A Department of Homeland Security official said conditions at the temporary El Paso facility, built specifically for families, were far better than those in Clint, although it was not known whether the children had access to soap or showers. from the moment they arrived.They certainly underwent a medical check-up once they were transferred.

Meanwhile, on June 25, the interim commissioner for border security, John Sanders, submitted his resignation, which became effective on July 5, just two and a half months after taking office.The situation worsened after what emerged in Clint and McAllen.In an interview exclusive released to CNN Sanders explained how difficult it was for him on May 20 (one month after taking office) to learn the news of the death of the 16-year-old Guatemalan Carlos Gregorio Hernandez Vasquez while in custody.Since then it has tried to redouble its efforts to protect minors in custody.

According to a Department of Homeland Security official, Sanders, who has not explicitly criticized any administration policies, did not agree with the operation that Immigration and Customs Enforcement (ICE) has been conducting since Sunday 14 July (according to reported from the New York Times) which involves arrest and repatriation operations against 2,000 families of immigrants without documents ordered by courts in 10 American cities.
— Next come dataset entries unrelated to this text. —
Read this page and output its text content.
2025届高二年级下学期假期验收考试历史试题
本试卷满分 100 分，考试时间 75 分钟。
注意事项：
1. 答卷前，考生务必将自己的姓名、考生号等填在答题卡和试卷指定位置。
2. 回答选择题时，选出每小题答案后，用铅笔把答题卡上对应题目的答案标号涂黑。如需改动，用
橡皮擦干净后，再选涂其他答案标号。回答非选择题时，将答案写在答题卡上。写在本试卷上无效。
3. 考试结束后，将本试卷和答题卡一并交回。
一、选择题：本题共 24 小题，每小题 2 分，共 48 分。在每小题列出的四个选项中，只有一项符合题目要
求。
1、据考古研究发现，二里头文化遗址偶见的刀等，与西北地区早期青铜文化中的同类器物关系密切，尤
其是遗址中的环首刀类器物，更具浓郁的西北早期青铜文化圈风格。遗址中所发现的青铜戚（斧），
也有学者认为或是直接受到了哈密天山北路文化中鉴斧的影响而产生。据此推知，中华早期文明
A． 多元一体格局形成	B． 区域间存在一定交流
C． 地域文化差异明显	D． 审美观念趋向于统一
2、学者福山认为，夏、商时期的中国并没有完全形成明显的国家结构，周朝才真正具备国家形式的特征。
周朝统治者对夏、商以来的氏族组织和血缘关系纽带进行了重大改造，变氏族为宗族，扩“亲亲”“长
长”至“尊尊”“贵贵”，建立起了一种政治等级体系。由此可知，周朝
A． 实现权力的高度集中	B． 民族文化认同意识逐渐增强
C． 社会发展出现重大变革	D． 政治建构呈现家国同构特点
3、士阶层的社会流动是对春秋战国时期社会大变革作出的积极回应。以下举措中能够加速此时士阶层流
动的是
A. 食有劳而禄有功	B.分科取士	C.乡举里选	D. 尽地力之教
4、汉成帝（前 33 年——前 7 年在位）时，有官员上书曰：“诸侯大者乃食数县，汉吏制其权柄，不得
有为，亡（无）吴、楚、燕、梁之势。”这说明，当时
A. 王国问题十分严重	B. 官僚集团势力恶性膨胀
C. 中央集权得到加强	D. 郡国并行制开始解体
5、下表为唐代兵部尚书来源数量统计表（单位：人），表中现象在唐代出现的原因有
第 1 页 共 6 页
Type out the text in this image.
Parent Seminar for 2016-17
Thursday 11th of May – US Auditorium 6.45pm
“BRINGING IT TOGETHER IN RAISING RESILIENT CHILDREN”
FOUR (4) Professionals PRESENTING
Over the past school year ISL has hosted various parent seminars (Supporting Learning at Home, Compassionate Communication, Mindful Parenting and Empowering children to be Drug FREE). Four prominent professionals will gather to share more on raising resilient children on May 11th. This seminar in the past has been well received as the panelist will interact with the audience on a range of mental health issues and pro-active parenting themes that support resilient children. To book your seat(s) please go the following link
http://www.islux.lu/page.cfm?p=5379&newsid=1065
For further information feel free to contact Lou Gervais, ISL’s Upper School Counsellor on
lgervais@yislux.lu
The operation, postponed by 15 days compared to the initial date, appears to have been postponed also due to the resistance found among immigration agency officials.

Once arrested, the families are expected to remain together in detention centers in Texas and Pennsylvania but, due to capacity issues, some may be housed in hotels until their travel documents are ready.Immigration and Customs Enforcement's goal is to repatriate families as quickly as possible.

“They arrived illegally and we are bringing them back legally,” Trump told reporters.